C)    que les conditions relatives à la responsabilité extracontractuelle prévues par le droit de l’État membre, pour des dommages résultant d’actions et d’inactions liées à l’exercice des pouvoirs de surveillance par la banque centrale nationale d’un État membre qui relèvent du champ d’application de l’article 65, paragraphe 1, sous b), TFUE, ne doivent pas être contraires aux conditions et principes relatifs à cette responsabilité établis par le droit de l’Union et, en particulier, au principe de l’indépendance du recours en réparation du recours en annulation et à l’inadmissibilité établie de l’exigence, prévue par le droit national, que l’action ou l’inaction juridiques sur lesquelles se fonde la demande de réparation des dommages soient préalablement annulées ; à l’inadmissibilité de l’exigence, prévue en droit national, liée au comportement fautif d’organes ou d’employés sur lequel se fonde la demande de réparation des dommages ; à l’exigence que, au moment du dépôt du recours, la partie requérante ait subi un dommage réel et certain s’agissant de recours en réparation de dommages matériels ?

D)    que, sur le fondement du principe de l’indépendance du recours en réparation du recours en annulation établi par le droit de l’Union, il faut que le comportement concerné de l’institution soit illégal, exigence qui équivaut à l’exigence du droit national de l’État membre que l’action ou l’inaction juridiques sur lesquelles se fonde la demande de réparation des dommages – à savoir, les mesures d’assainissement d’un établissement de crédit – soient annulées, compte tenu des circonstances du litige au principal et du fait

que la partie requérante, qui est un déposant auprès d’un établissement de crédit, n’est pas la destinataire de ces mesures et que, conformément au droit et à la jurisprudence au niveau national, elle n’a pas le droit d’introduire un recours en annulation des décisions individuelles par lesquelles ces mesures sont appliquées et qui sont entrées en vigueur ?

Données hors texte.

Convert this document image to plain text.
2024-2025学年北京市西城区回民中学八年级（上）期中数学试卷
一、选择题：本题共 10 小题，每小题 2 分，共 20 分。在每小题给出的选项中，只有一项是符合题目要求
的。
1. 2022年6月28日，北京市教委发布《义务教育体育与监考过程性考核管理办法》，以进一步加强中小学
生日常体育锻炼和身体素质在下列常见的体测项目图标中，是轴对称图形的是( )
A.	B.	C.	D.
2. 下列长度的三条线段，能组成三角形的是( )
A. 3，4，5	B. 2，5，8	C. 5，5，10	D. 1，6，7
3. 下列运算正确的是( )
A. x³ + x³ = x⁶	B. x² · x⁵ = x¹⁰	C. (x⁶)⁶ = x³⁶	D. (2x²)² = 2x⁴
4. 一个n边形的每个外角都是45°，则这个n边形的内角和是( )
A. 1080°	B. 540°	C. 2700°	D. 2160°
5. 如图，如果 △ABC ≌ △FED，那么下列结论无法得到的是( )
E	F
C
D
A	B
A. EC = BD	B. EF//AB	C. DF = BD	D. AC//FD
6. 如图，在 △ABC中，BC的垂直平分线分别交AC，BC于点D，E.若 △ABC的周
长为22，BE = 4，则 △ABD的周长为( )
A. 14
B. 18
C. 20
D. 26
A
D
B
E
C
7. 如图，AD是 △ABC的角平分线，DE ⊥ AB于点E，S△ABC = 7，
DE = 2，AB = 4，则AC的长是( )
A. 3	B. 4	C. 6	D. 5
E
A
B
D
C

que, dans le domaine concerné, le droit de l’Union et, en particulier, la directive 2001/24/CE ne prévoient pas d’obligation explicite pour les États membres de prévoir un recours contre les mesures de surveillance pour tous les créanciers en vue de faire reconnaître la validité des mesures ?

que le droit de l’État membre ne prévoit pas de responsabilité extracontractuelle pour des dommages résultant d’un comportement licite d’un organe ou d’un employé ?

E)    que – au cas où une interprétation serait donnée en ce sens que l’exigence que le comportement concerné de l’institution soit illégal dans les circonstances du litige au principal n’est pas applicable aux demandes que le déposant auprès d’un établissement de crédit a présentées en vue d’obtenir la réparation de dommages résultant d’actions et d’inactions de la banque centrale nationale de l’État membre et, en particulier, aux recours visant à obtenir des intérêts sur les dépôts garantis n’ayant pas été restitués dans le délai requis et sur les dépôts dépassant le montant garanti, réparation demandée pour les dommages résultant d’une violation des articles 63 à 65 et 120 TFUE, de l’article 3 TUE et de l’article 17 de la charte des droits fondamentaux de l’Union européenne – s’appliquent les conditions établies par la Cour de justice de l’Union européenne concernant la responsabilité extracontractuelle pour des dommages :

résultant d’un comportement licite d’une institution et, en particulier, les trois conditions cumulatives, à savoir l’existence d’un dommage réel, du lien de causalité entre celui-ci et l’action en cause et d’un caractère inhabituel et spécial du dommage, en particulier s’agissant d’un recours visant à obtenir des intérêts parce que les dépôts garantis n’ont pas été restitués dans le délai requis, ou,

dans le domaine de la politique économique et, en particulier, la condition [que la responsabilité ne peut être engagée] « qu’en présence d’une violation suffisamment caractérisée d’une règle supérieure de droit protégeant les particuliers », en particulier s’agissant d’un recours formé par un déposant réclamant les dépôts dépassant le montant garanti à titre de réparation, auxquels s’applique la procédure prévue par le droit national, compte tenu de la large marge d’appréciation dont disposent les États membres en ce qui concerne l’article 65, paragraphe 1, sous b), TFUE et les mesures visées par la directive 2001/24/CE, lorsque les circonstances relatives à l’établissement de crédit et la personne qui réclame une réparation des dommages sont liées à un seul État membre, mais qu’à tous les déposants s’appliquent les mêmes règles et le principe constitutionnel de l’égalité devant la loi ?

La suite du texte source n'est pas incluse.